結婚することに決めたのは、つい先日のことだ。誰に流されたわけでもないと確信するために、自ら彼に思いを伝えたのだ。ああ、私もやれるんだな。自分の判断で何でもできるんだな、そう思った。プロポーズされたいという気持ちがなかったわけではないが、そのような受け身的な考えが気に食わないのも事実だった。私が思う結婚は、自由で、平等で、楽しさがないといけないものだ。それがあれば困難はあってもいい。

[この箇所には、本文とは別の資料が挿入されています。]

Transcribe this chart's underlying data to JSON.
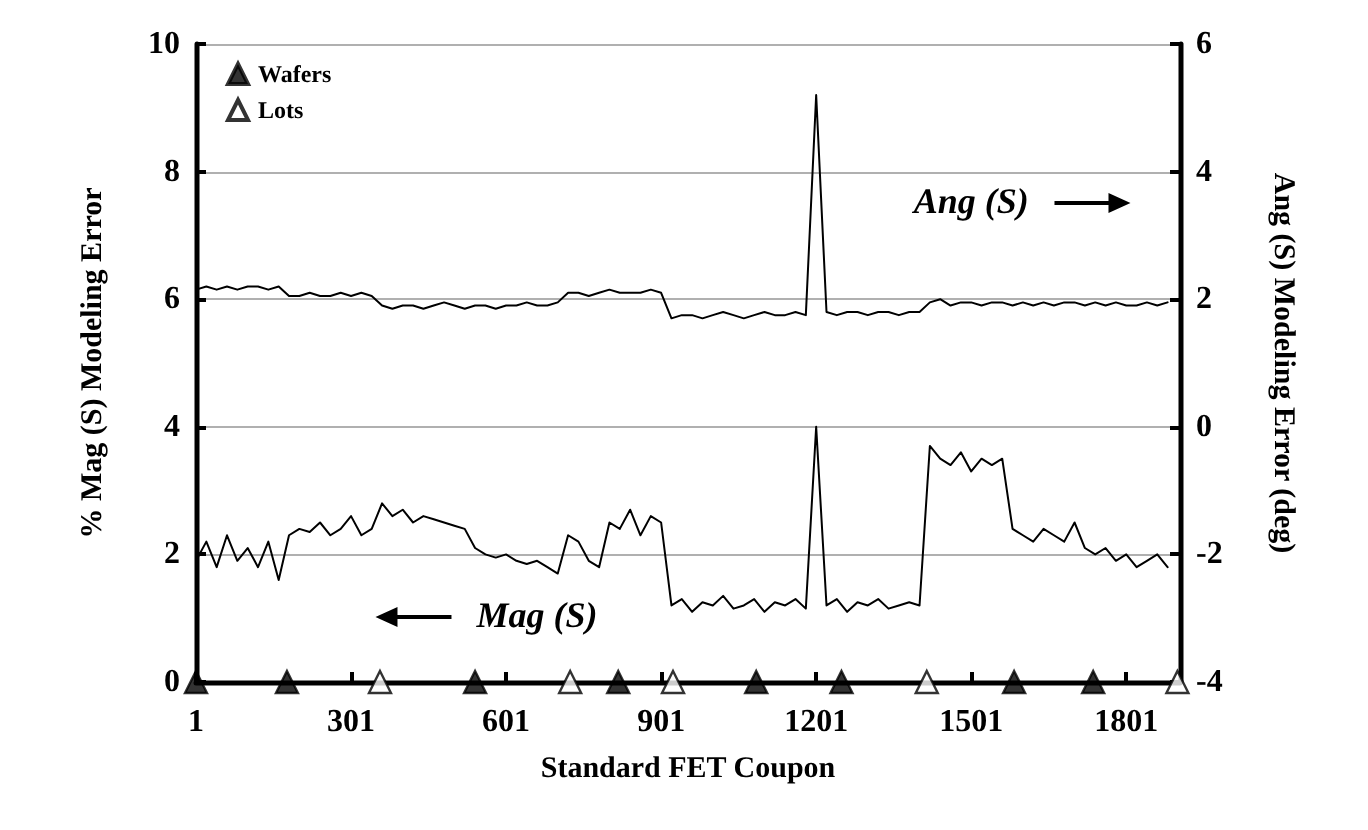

まず始めに彼に伝えたことは、苗字についてだ。当たり前に女性が変えるものだと思わないで欲しかった。様々な手続きに追われることは明白だ。おそらく多くの男性が何となく苗字を変えることに抵抗があるように、私も同じ気持ちだ。彼は快くその気持ちを受け止めてくれた。私が言っているのは、決して彼の苗字になることが嫌ということではない。結婚するため、さてどちらの苗字にしようか。と、当たり前に話す世の中の方が素敵だと思うのだ。少なくとも、私の甥姪がもし結婚することになれば、当たり前にそのような話になる未来であって欲しい。選択的夫婦別姓も然りだ。もちろん結婚しなくても、何ら構わない。

しかし意外なことに、母親がこの意見を制した。
「彼の苗字がいいと思う。」
よくよく聞くと、相手の両親が悲しむのではないか、私が強情な奴に見えるのではないか、といった内容だった。正直、別の意味でハッとさせられた。なんて悲しい思考なんだろうかと思わずにはいられなかった。母親の時代からすれば当然と言えば当然なのだろう。言葉を選びながら、自分の意見を伝えてはみたが、てんで歯が立たない。思えばこの人はいつもそうだった。私がやりたいこと、考えていることのほとんどにケチをつけた。いや、私の言い方があまりにも一方的であることも大いに関係があるのだが。それなのに私は、母親にはいつでも肯定して欲しかった。職業を決めた時も、結婚したくなかった時の気持ちも、子供が欲しいと思わない気持ちも。別にそれだけが人生じゃないと、その一言があればどんなに楽だっただろうか。しかし、彼女も人間なのだ。1つの意見として冷静に聞けない私が、まだまだ子供だということも確かなのだ。親子は難しい。

このもやもやした気持ちを消化できず、彼にぶつけてしまいそうになっている。果たして私はこれからこの人と一緒に生活して、色々なもやもやで傷付けてしまわないだろうかと不安になる。彼とは別の場所で発生したもやもやを、彼に対してのそれと混同してしまわないだろうか。結婚って、こんなに難しいものなのか。洗面台から顔を上げられず、涙まで次から次へと溢れてくる。どうしてこんなに不器用にしか生きられないのか。

しかしこれは、自分の人生を生きているという証拠でもある。自分の気持ちと考えに向き合えるのは、結局自分だ。結婚して夫婦になっても、個人だ。この個人があるから、見失わずに、自分の足で立てるのだ。私の結婚は、そういうことであって欲しい。相手ありきの自分になってはいけない。やたらと結婚を良いもののように言う友達や、結婚してこそ1人前だと言わんばかりの大人や社会に負けてたまるか。通り過ぎるだけだ。結婚が、私の人生を通り過ぎるだけ。やってみる、それくらいでいいのだ。